The World's Children's Prize for the Rights of the Child (WCPRC) is based on the UN Convention on the Rights of the Child. The WCPRC strengthens the voices of children and young people, promotes their humanitarian growth as global citizens, and helps them to demand respect for the rights of the child.
Students from all over the world work with the WCPRC, which is the world's largest annual education and empowerment process for the rights of the child, democracy, the environment and global friendship. As part of this process, the children award the world's most-respected prizes for the rights of the child. The prize sum is used to give a better life to some of the world's most disadvantaged children.
Young people work with the WCPRC with the help of The Globe magazine and childrensworld.org. There they meet the prize candidates, the jury children and global friends. The Globe is published in nine languages and the website is published in 10 languages.
The Global Vote
52,167 schools with nearly 23 million students in 99 countries support the WCPRC as Global Friends. All students at these schools have the right to vote in the Global Vote, as long as they are under 18. The Global Vote decides who should receive one of the main prizes, the Global Friends' Award. In 2008, almost 6.6 million young people voted in the Global Vote.

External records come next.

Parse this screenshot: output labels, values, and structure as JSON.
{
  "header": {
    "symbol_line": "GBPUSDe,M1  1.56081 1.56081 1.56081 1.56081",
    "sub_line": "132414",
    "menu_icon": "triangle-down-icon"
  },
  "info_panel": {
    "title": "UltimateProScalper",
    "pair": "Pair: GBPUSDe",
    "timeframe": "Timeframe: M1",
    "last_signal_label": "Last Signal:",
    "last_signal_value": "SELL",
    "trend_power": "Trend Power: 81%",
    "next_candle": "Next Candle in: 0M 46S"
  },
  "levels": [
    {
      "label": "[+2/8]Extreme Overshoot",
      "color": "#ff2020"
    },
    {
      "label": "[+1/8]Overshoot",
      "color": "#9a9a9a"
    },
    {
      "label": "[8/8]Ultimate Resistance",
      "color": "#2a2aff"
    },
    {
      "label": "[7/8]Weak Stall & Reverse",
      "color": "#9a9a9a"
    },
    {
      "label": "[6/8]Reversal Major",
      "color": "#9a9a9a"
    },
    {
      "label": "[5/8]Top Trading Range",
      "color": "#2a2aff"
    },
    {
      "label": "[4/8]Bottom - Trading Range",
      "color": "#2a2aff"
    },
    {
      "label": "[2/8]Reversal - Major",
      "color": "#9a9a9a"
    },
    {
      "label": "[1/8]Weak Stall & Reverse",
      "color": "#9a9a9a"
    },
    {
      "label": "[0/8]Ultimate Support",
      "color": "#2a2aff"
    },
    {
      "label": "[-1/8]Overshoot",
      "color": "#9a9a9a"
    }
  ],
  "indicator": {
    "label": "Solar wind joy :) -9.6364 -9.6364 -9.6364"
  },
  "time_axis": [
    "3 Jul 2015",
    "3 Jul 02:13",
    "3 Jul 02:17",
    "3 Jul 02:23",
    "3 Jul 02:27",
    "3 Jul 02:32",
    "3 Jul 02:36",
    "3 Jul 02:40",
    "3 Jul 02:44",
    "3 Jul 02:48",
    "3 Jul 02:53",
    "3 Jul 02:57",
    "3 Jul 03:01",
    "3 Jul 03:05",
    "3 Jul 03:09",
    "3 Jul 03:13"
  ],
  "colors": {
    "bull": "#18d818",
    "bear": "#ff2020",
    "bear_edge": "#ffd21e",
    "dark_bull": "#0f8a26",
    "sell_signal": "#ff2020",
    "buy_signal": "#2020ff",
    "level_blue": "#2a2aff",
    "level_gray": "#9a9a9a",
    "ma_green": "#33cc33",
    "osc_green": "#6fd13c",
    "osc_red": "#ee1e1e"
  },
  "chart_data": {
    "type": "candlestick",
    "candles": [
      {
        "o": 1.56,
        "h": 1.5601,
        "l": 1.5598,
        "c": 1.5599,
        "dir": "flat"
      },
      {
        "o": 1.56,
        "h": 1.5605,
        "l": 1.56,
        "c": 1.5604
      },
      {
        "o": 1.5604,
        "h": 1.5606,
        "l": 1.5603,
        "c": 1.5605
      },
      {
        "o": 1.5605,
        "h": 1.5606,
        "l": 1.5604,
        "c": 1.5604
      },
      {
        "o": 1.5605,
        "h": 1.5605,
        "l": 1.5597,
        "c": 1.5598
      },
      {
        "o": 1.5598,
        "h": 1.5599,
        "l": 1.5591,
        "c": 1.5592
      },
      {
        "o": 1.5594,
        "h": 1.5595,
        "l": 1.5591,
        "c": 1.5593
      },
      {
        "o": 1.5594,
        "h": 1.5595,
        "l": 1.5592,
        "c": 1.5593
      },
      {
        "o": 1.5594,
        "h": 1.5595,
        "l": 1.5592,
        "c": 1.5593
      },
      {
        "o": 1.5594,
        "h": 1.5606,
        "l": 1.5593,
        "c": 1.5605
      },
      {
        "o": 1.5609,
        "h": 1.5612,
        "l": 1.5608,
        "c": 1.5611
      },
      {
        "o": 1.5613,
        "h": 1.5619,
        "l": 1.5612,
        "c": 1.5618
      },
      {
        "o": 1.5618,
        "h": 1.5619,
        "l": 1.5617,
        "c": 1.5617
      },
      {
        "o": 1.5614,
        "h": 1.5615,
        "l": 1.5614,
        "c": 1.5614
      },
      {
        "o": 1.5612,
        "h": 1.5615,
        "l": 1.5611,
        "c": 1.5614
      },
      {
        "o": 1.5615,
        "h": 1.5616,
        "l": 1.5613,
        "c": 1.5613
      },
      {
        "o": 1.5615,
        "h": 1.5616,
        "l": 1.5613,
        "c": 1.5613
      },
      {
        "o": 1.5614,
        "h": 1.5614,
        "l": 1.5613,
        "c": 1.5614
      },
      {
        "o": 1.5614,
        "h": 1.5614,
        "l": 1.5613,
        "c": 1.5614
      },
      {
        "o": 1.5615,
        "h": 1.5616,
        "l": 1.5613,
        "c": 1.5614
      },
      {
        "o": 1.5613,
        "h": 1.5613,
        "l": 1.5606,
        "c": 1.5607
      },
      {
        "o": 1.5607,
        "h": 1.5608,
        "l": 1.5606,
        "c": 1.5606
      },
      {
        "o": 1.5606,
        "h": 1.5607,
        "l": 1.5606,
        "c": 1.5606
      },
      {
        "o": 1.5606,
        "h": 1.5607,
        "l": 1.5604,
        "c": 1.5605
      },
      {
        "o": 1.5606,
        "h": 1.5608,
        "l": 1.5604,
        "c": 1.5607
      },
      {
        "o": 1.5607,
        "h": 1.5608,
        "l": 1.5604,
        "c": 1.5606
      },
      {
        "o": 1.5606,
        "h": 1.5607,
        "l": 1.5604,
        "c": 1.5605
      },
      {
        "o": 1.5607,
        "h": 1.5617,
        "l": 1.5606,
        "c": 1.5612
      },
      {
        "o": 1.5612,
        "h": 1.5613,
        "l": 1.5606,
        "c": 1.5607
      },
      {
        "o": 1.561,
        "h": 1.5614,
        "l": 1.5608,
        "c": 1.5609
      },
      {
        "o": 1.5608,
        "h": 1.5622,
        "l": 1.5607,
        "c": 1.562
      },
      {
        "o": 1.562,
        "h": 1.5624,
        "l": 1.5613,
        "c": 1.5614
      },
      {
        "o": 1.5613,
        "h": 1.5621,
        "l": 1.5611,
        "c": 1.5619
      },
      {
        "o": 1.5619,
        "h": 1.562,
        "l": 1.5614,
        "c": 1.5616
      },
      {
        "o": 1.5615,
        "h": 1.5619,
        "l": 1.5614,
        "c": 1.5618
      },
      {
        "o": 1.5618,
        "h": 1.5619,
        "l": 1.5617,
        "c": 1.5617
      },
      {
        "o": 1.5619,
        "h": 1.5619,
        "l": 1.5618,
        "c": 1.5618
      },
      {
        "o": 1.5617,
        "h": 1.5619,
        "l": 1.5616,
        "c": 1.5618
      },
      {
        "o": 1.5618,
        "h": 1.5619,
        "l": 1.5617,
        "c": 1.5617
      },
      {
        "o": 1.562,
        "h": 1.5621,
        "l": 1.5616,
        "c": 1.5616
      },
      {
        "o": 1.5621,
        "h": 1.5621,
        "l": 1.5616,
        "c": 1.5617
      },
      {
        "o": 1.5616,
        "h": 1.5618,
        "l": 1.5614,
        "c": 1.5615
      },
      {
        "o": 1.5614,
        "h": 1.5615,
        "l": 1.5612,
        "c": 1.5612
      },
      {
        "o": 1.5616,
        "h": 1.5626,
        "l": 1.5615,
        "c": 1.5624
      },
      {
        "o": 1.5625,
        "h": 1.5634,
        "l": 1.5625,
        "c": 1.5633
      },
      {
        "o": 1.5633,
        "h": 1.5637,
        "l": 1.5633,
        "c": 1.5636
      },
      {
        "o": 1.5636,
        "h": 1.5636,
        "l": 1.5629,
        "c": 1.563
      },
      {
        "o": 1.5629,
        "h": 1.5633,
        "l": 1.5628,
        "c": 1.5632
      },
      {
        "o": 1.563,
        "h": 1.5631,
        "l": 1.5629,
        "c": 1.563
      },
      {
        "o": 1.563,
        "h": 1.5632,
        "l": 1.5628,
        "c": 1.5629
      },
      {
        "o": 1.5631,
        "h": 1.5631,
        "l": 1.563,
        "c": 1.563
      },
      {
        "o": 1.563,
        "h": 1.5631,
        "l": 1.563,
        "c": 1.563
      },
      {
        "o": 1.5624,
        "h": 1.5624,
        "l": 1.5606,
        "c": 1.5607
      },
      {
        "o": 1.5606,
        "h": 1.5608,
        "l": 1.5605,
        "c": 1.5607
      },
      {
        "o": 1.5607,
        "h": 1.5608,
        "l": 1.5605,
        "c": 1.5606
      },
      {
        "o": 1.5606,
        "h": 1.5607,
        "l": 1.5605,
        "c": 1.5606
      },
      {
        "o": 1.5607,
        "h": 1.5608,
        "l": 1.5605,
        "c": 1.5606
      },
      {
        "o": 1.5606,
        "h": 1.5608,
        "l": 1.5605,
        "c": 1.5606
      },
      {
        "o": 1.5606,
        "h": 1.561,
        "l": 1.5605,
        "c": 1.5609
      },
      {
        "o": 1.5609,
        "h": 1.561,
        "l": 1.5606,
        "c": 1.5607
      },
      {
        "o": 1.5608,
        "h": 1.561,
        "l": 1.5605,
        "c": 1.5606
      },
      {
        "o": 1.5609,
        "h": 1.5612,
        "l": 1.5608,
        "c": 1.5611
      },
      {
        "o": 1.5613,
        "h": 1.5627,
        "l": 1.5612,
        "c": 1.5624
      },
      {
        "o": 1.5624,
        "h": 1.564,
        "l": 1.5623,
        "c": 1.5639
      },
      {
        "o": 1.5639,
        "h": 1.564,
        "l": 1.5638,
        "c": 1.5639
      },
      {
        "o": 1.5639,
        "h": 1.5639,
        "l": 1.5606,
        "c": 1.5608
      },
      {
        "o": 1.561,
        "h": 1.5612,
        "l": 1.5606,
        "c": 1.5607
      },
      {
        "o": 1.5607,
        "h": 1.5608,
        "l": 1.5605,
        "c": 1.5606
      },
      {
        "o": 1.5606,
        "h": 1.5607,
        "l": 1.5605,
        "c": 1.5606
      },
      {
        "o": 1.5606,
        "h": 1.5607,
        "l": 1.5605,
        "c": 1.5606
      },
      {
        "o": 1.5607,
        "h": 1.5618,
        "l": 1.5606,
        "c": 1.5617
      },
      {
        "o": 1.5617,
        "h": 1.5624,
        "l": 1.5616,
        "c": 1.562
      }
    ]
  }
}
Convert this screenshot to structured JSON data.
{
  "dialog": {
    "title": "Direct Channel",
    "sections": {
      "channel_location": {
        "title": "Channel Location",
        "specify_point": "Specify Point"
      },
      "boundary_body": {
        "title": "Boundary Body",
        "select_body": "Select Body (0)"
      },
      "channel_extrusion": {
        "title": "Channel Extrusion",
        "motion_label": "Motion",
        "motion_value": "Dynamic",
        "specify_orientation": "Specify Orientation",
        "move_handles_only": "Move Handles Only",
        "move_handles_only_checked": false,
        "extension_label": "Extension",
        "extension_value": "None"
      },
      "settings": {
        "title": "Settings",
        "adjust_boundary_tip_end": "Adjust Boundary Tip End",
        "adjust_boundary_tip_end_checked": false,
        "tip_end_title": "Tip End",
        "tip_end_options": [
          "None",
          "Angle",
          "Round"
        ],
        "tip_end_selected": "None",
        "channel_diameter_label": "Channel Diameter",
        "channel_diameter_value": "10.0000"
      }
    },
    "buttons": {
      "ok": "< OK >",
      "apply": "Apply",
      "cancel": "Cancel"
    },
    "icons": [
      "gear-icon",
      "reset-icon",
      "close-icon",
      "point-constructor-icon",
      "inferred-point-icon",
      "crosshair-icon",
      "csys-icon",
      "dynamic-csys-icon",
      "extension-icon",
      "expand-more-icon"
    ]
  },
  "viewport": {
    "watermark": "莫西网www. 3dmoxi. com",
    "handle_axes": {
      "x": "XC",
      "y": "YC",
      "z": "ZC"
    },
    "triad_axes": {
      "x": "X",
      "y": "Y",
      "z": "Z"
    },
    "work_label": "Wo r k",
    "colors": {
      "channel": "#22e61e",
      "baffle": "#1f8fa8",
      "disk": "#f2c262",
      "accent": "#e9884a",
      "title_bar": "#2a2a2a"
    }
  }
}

The World's Children's Prize
The other main prize, the World's Children's Prize, is awarded by an international child jury. The children of the jury are experts on the rights of the child, through their own life experience. The jury includes children who have been soldiers, slaves, refugees, street children, been forced into prostitution, or who have had their rights violated in other ways. The children of the jury also fight for the rights of the child. The jury children represent all the children in the world who share their experiences. Millions of children all over the world learn about different aspects of the rights of the child by reading the jury children's stories.
The prize candidates
Every year, three finalists are chosen by the child jury's prize committee, which consists of five of the jury children. The finalist who does not receive the World's Children's Prize or the Global Friends' Award receives the World's Children's Honorary Award.
The prize sum
The prize sum for 2008 is 150,000 US dollars. AstraZeneca, Abraxis BioScience and Banco Fonder all contribute to the prize money. All three prize candidates receive money for their work for the rights of the child.
Adult Friends
Adults – organisations, companies and individuals – can support the WCPRC as Adult Friends, and have the right to nominate prize candidates. There are currently 405 Adult Friend organisations, including, local and national education departments, companies and media projects for young people.
Some adults are patrons and Honorary Adult Friends of the prize. These include Queen Silvia of Sweden; Nelson Mandela, South Africa; President and Nobel Peace Laureate José Ramos Horta, East Timor; Prime Minister Xanana Gusmão, East Timor; Nobel Economics Laureate Joseph Stiglitz, USA; former Executive Director of Unicef Carol Bellamy; former UN Under-Secretary-General for children and armed conflict, currently the first World's Children's Ombudsman, Olara Otunnu; most-read living philosopher Ken Wilber; and supermodel Alek Wek.
Open to all
The WCPRC was founded by Swedish organisation Children's World, but it is open to all schools and organisations all over the world.